Creep rupture strength values are basis for design in many high temperature applications. The application of new heat resistant steel in power plants is a typical example where long rupture time data are required. Different assessment methods are available to get the material creep rupture strength in service condition. Mainly these methods are phenomenological in nature or mere procedures of data fitting. The main challenging issue using these methods concerns their reliability of extrapolation from short term creep data. Numerical methods based on continuum damage mechanics (CDM) are largely used to predict creep strain accumulation and creep rupture. Most of the proposed CDM models are based on the Kachanov’s definition of effective stress.

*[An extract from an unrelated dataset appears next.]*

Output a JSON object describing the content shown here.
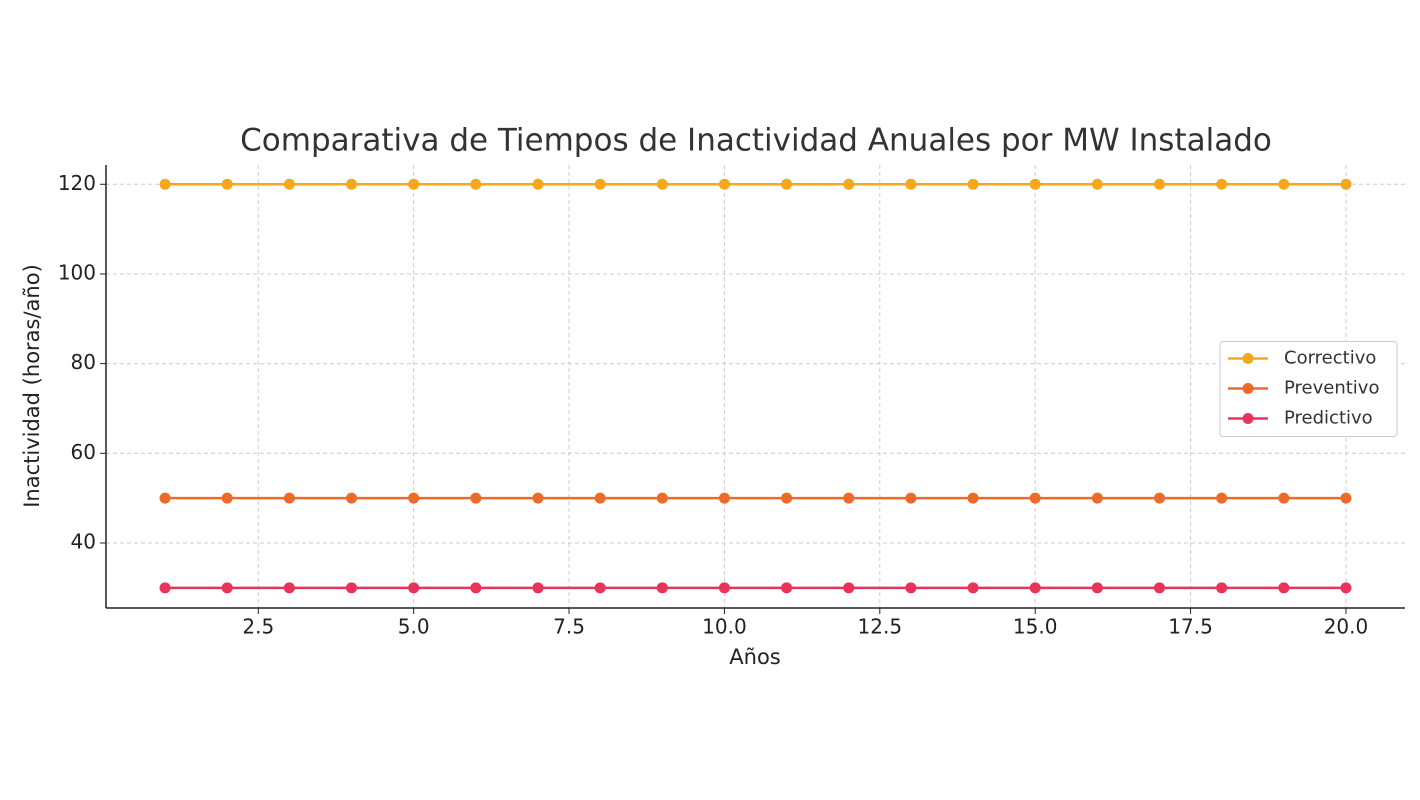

Damage accumulates with time (time-fraction) or strain (strain-fraction rule) as a result of void nucleation and growth, and rupture time is predicted to occur when damage reaches a critical value, characteristic for the material. The authors discussed elsewhere the influence of the damage evolution law on the strain accumulation in the tertiary creep stage [1–3]. For a given model formulation, damage model parameters can be identified to reproduce accurately the creep rupture time or the creep rate but usually poor results are obtained in predicting both the strain accumulation in the tertiary stage and the time to rupture. Often a very high value of the critical damage (close to 1) is required to match experimental data, which is not consistent with physical evidences of creep damage. However for time-limited applications a simple linear damage law can be used and a creep rupture formulation can be derived. In this paper the CDM has been used to formulate an engineering approach for creep rupture assessment of metals and alloys.